CAPE è l’acronimo di Cyclical Adjusted Price Earnings. Elaborato dal premio Nobel Robert J. Shiller, il CAPE permette di valutare le Borse sulla base del multiplo più diffuso, ovvero il rapporto tra Prezzo e Utili, rettificando gli utili in media mobile degli ultimi dieci anni per l’inflazione. In questo modo, il ciclo degli utili reali è attenuato. Se troppo alti per alcuni anni sono “limati”, se sono troppo bassi sono “assorbiti” dalla media.
Nella nota sul CAPE Globale si notava come - a fronte di un valore di CAPE statunitense di circa 26 - i mercati azionari del resto del mondo segnavano valori complessivi intorno a 15, quando il valore globale è stato di circa 18 come media di un periodo storicamente significativo di circa trentacinque anni, dal 1980 ad oggi. Il valore del CAPE delle azioni europee è in linea con il mondo ex-USA, pari a 15 ed inferiore alla media storica di 18.

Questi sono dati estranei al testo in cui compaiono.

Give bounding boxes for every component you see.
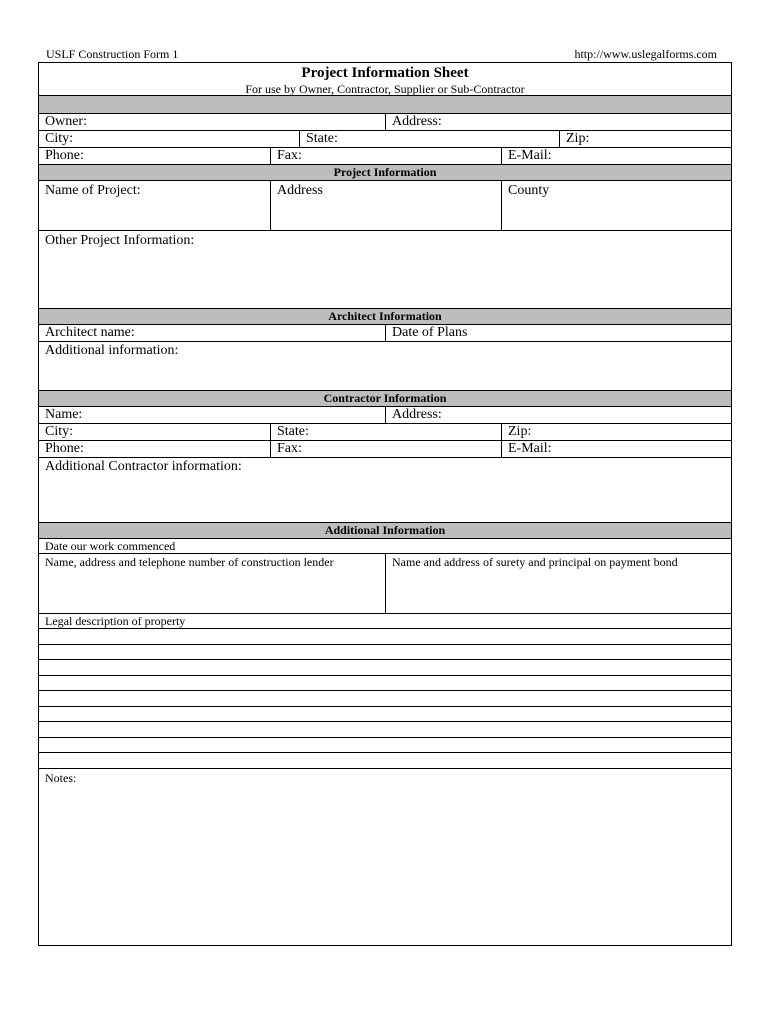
contractor-phone-label: Phone:: [45, 441, 84, 456]
contractor-phone-row: [39, 441, 731, 458]
header-url[interactable]: http://www.uslegalforms.com: [574, 47, 717, 61]
contractor-state-field[interactable]: [270, 424, 501, 440]
contractor-city-field[interactable]: [39, 424, 270, 440]
contractor-name-label: Name:: [45, 407, 83, 422]
date-commenced-field[interactable]: [39, 539, 731, 554]
owner-city-row: [39, 131, 731, 148]
owner-fax-label: Fax:: [277, 148, 302, 163]
architect-additional-field[interactable]: [39, 342, 731, 391]
other-project-info-field[interactable]: [39, 231, 731, 309]
contractor-name-field[interactable]: [39, 407, 385, 423]
project-address-label: Address: [277, 183, 323, 198]
contractor-fax-field[interactable]: [270, 441, 501, 457]
owner-email-label: E-Mail:: [508, 148, 552, 163]
project-name-label: Name of Project:: [45, 183, 141, 198]
legal-description-line[interactable]: [39, 691, 731, 707]
contractor-city-label: City:: [45, 424, 74, 439]
architect-row: [39, 325, 731, 342]
legal-description-field[interactable]: [39, 614, 731, 629]
legal-description-line[interactable]: [39, 707, 731, 723]
title-block: [39, 63, 731, 96]
contractor-phone-field[interactable]: [39, 441, 270, 457]
project-name-field[interactable]: [39, 181, 270, 230]
owner-phone-label: Phone:: [45, 148, 84, 163]
architect-name-label: Architect name:: [45, 325, 135, 340]
architect-additional-label: Additional information:: [45, 343, 179, 358]
owner-phone-row: [39, 148, 731, 165]
gray-band: [39, 96, 731, 114]
page-title: Project Information Sheet: [301, 65, 469, 81]
date-of-plans-field[interactable]: [385, 325, 731, 341]
contractor-fax-label: Fax:: [277, 441, 302, 456]
contractor-additional-field[interactable]: [39, 458, 731, 523]
project-address-field[interactable]: [270, 181, 501, 230]
notes-label: Notes:: [45, 771, 77, 785]
contractor-additional-label: Additional Contractor information:: [45, 459, 242, 474]
legal-description-label: Legal description of property: [45, 614, 186, 628]
legal-description-line[interactable]: [39, 676, 731, 692]
surety-field[interactable]: [385, 554, 731, 613]
contractor-info-heading: Contractor Information: [39, 391, 731, 407]
owner-row: [39, 114, 731, 131]
architect-name-field[interactable]: [39, 325, 385, 341]
contractor-email-label: E-Mail:: [508, 441, 552, 456]
contractor-email-field[interactable]: [501, 441, 731, 457]
page-subtitle: For use by Owner, Contractor, Supplier or Sub-Contractor: [245, 82, 525, 96]
project-info-heading: Project Information: [39, 165, 731, 181]
owner-state-label: State:: [306, 131, 338, 146]
lender-field[interactable]: [39, 554, 385, 613]
legal-description-line[interactable]: [39, 629, 731, 645]
project-county-field[interactable]: [501, 181, 731, 230]
contractor-city-row: [39, 424, 731, 441]
project-row: [39, 181, 731, 231]
contractor-state-label: State:: [277, 424, 309, 439]
legal-description-line[interactable]: [39, 753, 731, 769]
legal-description-line[interactable]: [39, 660, 731, 676]
owner-email-field[interactable]: [501, 148, 731, 164]
legal-description-line[interactable]: [39, 645, 731, 661]
architect-info-heading: Architect Information: [39, 309, 731, 325]
contractor-address-field[interactable]: [385, 407, 731, 423]
contractor-address-label: Address:: [392, 407, 442, 422]
owner-field[interactable]: [39, 114, 385, 130]
form-name: USLF Construction Form 1: [46, 47, 179, 61]
legal-description-line[interactable]: [39, 722, 731, 738]
contractor-zip-field[interactable]: [501, 424, 731, 440]
lender-surety-row: [39, 554, 731, 614]
project-information-form: [38, 62, 732, 946]
date-commenced-label: Date our work commenced: [45, 539, 176, 553]
surety-label: Name and address of surety and principal on payment bond: [392, 555, 678, 569]
owner-address-label: Address:: [392, 114, 442, 129]
owner-city-label: City:: [45, 131, 74, 146]
additional-info-heading: Additional Information: [39, 523, 731, 539]
owner-label: Owner:: [45, 114, 87, 129]
owner-state-field[interactable]: [299, 131, 559, 147]
project-county-label: County: [508, 183, 550, 198]
owner-city-field[interactable]: [39, 131, 299, 147]
owner-zip-label: Zip:: [566, 131, 590, 146]
owner-address-field[interactable]: [385, 114, 731, 130]
lender-label: Name, address and telephone number of construction lender: [45, 555, 334, 569]
owner-fax-field[interactable]: [270, 148, 501, 164]
owner-phone-field[interactable]: [39, 148, 270, 164]
contractor-name-row: [39, 407, 731, 424]
owner-zip-field[interactable]: [559, 131, 731, 147]
other-project-info-label: Other Project Information:: [45, 233, 195, 248]
contractor-zip-label: Zip:: [508, 424, 532, 439]
legal-description-line[interactable]: [39, 738, 731, 754]
notes-field[interactable]: [39, 769, 731, 945]
date-of-plans-label: Date of Plans: [392, 325, 468, 340]
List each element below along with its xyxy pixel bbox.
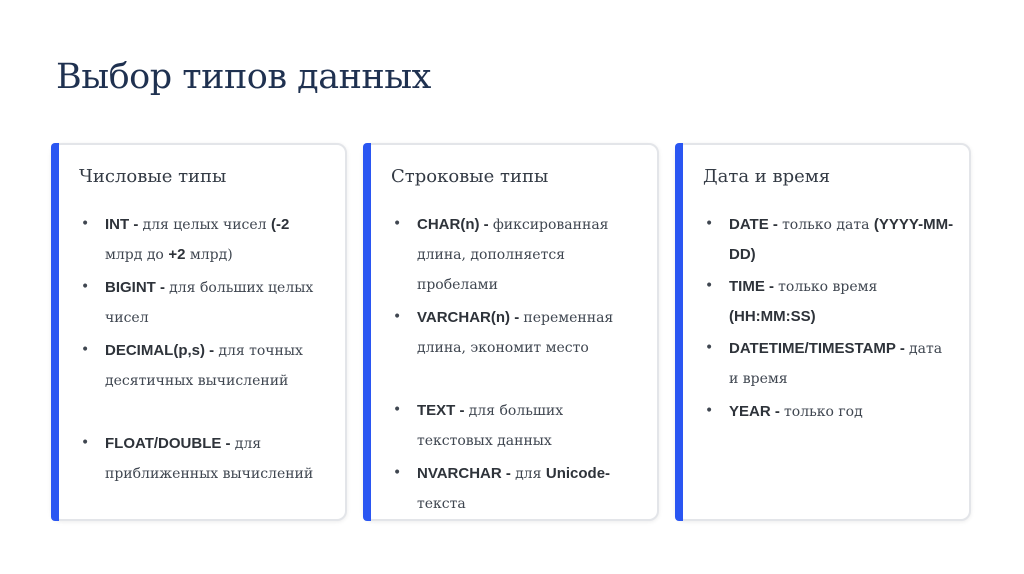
type-name: FLOAT/DOUBLE - — [105, 435, 235, 452]
list-item — [703, 210, 955, 269]
card-accent-bar — [363, 143, 371, 521]
type-name: VARCHAR(n) - — [417, 309, 524, 326]
bullet: • — [705, 340, 714, 356]
type-range: (-2 — [271, 216, 290, 233]
list-item — [391, 459, 643, 519]
type-range: Unicode- — [545, 465, 611, 482]
list-item — [79, 336, 331, 396]
card-title: Числовые типы — [79, 166, 227, 187]
type-description: текста — [417, 496, 466, 512]
type-description: для больших целых чисел — [105, 280, 314, 326]
card-numeric-types — [51, 143, 347, 521]
list-item — [79, 429, 331, 489]
type-description: млрд до — [105, 247, 169, 263]
card-string-types — [363, 143, 659, 521]
type-name: DATE - — [729, 216, 783, 233]
list-item — [79, 210, 331, 270]
bullet: • — [81, 216, 90, 232]
bullet: • — [393, 309, 402, 325]
type-name: TEXT - — [417, 402, 469, 419]
type-name: INT - — [105, 216, 143, 233]
type-list — [391, 207, 643, 519]
type-format: (HH:MM:SS) — [729, 308, 816, 325]
bullet: • — [705, 403, 714, 419]
bullet: • — [393, 402, 402, 418]
type-description: только время — [778, 279, 878, 295]
card-title: Дата и время — [703, 166, 831, 187]
card-accent-bar — [675, 143, 683, 521]
type-name: TIME - — [729, 278, 779, 295]
type-description: для приближенных вычислений — [105, 436, 314, 482]
type-list — [79, 207, 331, 489]
type-name: CHAR(n) - — [417, 216, 493, 233]
card-datetime-types — [675, 143, 971, 521]
list-item — [703, 272, 955, 331]
type-description: для — [515, 466, 546, 482]
type-description: дата и время — [729, 341, 943, 387]
bullet: • — [705, 216, 714, 232]
type-description: фиксированная длина, дополняется пробелами — [417, 217, 609, 293]
type-name: NVARCHAR - — [417, 465, 516, 482]
card-title: Строковые типы — [391, 166, 549, 187]
type-description: только год — [784, 404, 863, 420]
type-name: YEAR - — [729, 403, 785, 420]
type-name: DECIMAL(p,s) - — [105, 342, 219, 359]
bullet: • — [705, 278, 714, 294]
type-description: для точных десятичных вычислений — [105, 343, 303, 389]
type-name: DATETIME/TIMESTAMP - — [729, 340, 909, 357]
type-range: +2 — [168, 246, 186, 263]
bullet: • — [81, 279, 90, 295]
card-accent-bar — [51, 143, 59, 521]
list-item — [391, 396, 643, 456]
bullet: • — [393, 216, 402, 232]
type-description: для целых чисел — [142, 217, 272, 233]
type-description: млрд) — [185, 247, 233, 263]
list-item — [703, 334, 955, 394]
type-description: переменная длина, экономит место — [417, 310, 614, 356]
list-item — [391, 303, 643, 363]
bullet: • — [393, 465, 402, 481]
list-item — [391, 210, 643, 300]
list-item — [703, 397, 955, 427]
type-list — [703, 207, 955, 427]
type-description: только дата — [782, 217, 874, 233]
type-name: BIGINT - — [105, 279, 170, 296]
bullet: • — [81, 342, 90, 358]
list-item — [79, 273, 331, 333]
type-format: (YYYY-MM-DD) — [729, 216, 954, 263]
bullet: • — [81, 435, 90, 451]
slide-title: Выбор типов данных — [56, 57, 431, 97]
type-description: для больших текстовых данных — [417, 403, 564, 449]
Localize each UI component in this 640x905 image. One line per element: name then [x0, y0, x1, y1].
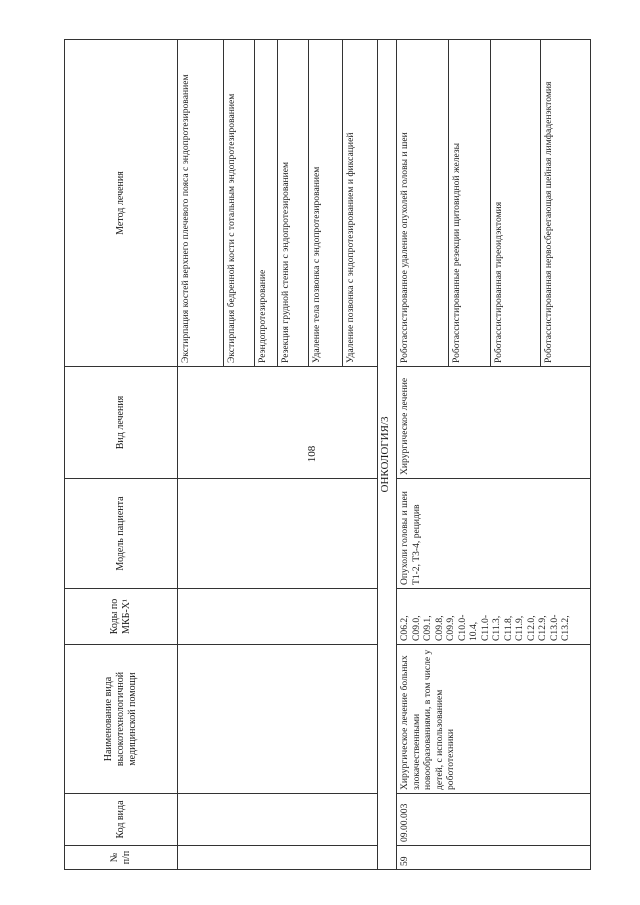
method-item: Реэндопротезирование: [255, 40, 278, 366]
entry-icd-codes: [397, 589, 591, 645]
icd-code: C11.0-: [479, 614, 491, 641]
header-model: Модель пациента: [65, 479, 178, 589]
header-name: Наименование вида высокотехнологичной медицинской помощи: [65, 645, 178, 794]
icd-code: C09.9,: [445, 615, 456, 641]
method-item: Роботассистированное удаление опухолей головы и шеи: [397, 40, 449, 366]
rotated-table-wrapper: [64, 40, 596, 870]
entry-method-list: [397, 40, 591, 367]
cont-num: [178, 846, 378, 870]
icd-code: C09.0,: [410, 615, 422, 641]
method-item: Роботассистированные резекции щитовидной железы: [449, 40, 491, 366]
entry-treatment: Хирургическое лечение: [397, 367, 591, 479]
icd-code: C11.9,: [514, 615, 525, 641]
table-row: [397, 40, 591, 870]
icd-code: C13.0-: [548, 614, 560, 641]
cont-icd: [178, 589, 378, 645]
header-code: Код вида: [65, 794, 178, 846]
header-num: № п/п: [65, 846, 178, 870]
method-item: Роботассистированная нервосберегающая шейная лимфаденэктомия: [543, 81, 554, 363]
icd-code: C09.8,: [433, 615, 445, 641]
method-item: Резекция грудной стенки с эндопротезированием: [278, 40, 309, 366]
icd-code: 10.4,: [468, 621, 479, 641]
method-item: Роботассистированная тиреоидэктомия: [491, 40, 541, 366]
entry-num: 59: [397, 846, 591, 870]
method-item: Экстирпация бедренной кости с тотальным эндопротезированием: [224, 40, 255, 366]
method-item: Удаление тела позвонка с эндопротезированием: [309, 40, 343, 366]
method-item: Удаление позвонка с эндопротезированием и фиксацией: [345, 132, 356, 363]
header-row: [65, 40, 178, 870]
section-title: ОНКОЛОГИЯ/3: [378, 40, 397, 870]
cont-name: [178, 645, 378, 794]
cont-treatment: [178, 367, 378, 479]
hmp-table: [64, 39, 591, 870]
section-row: [378, 40, 397, 870]
cont-code: [178, 794, 378, 846]
entry-name: Хирургическое лечение больных злокачественными новообразованиями, в том числе у детей, с использованием робототехники: [397, 645, 591, 794]
page-number: 108: [306, 445, 318, 463]
cont-model: [178, 479, 378, 589]
header-treatment: Вид лечения: [65, 367, 178, 479]
icd-code: C11.8,: [502, 615, 514, 641]
header-icd: Коды по МКБ-X¹: [65, 589, 178, 645]
header-method: Метод лечения: [65, 40, 178, 367]
icd-code: C13.2,: [560, 615, 571, 641]
icd-code: C06.2,: [399, 615, 410, 641]
continuation-row: [178, 40, 378, 870]
icd-code: C12.9,: [537, 615, 548, 641]
entry-model: Опухоли головы и шеи T1-2, T3-4, рецидив: [397, 479, 591, 589]
entry-code: 09.00.003: [397, 794, 591, 846]
icd-code: C10.0-: [456, 614, 468, 641]
icd-code: C11.3,: [491, 615, 502, 641]
cont-method-list: [178, 40, 378, 367]
method-item: Экстирпация костей верхнего плечевого пояса с эндопротезированием: [178, 40, 224, 366]
icd-code: C09.1,: [422, 615, 433, 641]
icd-code: C12.0,: [525, 615, 537, 641]
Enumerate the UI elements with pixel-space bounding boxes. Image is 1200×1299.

Come noto, la forte discesa del prezzo delle materie prime ha impattato l’intero settore e i mercati azionari ed obbligazionari più legati all’attività estrattiva, sia essa legata a prodotti di derivazione del gas e del petrolio o alle risorse minerarie. Questo fenomeno ha avuto un impatto particolarmente negativo sulle obbligazioni ad alto rischio anche per i problemi di liquidità che hanno interessato alcuni fondi specializzati e che hanno provocato vendite massicce o il blocco e ritardo nelle liquidazioni delle posizioni dei clienti.
La difficoltà nel individuare un punto di arresto del prezzo delle materie prime rappresenta la grande incognita, essendosi almeno sbloccata l’incertezza sull’inizio del rialzo dei tassi di interesse da parte della banca centrale americana. Un punto di riferimento che può indicare il livello delle valutazioni è rappresentato dal rapporto tra Prezzo di Borsa e Patrimonio Netto delle società petrolifere mondiali paragonato allo stesso valore delle società appartenenti agli altri settori. Attualmente questo valore è particolarmente basso, circa un terzo inferiore al valore del resto delle società quotate, e non è detto che non possa scendere ancora.
E’ possibile che le valutazioni delle società petrolifere siano troppo basse se si considera lo stesso valore del 1999 quando il prezzo del petrolio arrivò a circa 10 dollari al barile (per i dati sui prezzi nominali e prezzi reali del barile: http://inflationdata.com/inflation/images/charts/Oil/Inflation_Adj_Oil_Prices_Chart.htm). Allora lo sconto delle società petrolifere arrivò a circa un quarto del resto delle società quotate, segno che la differenza attuale delle valutazioni incorpora già un prezzo del petrolio molto inferiore a quello attuale anche in termini reali, ovvero tenendo conto dell’inflazione degli ultimi diciassette anni. Successivamente alla ripresa delle quotazioni del Brent il rapporto tra Prezzo e Patrimonio Netto toccò un picco pari al doppio del valore del 2008, in coincidenza con un costo del barile a 140 dollari.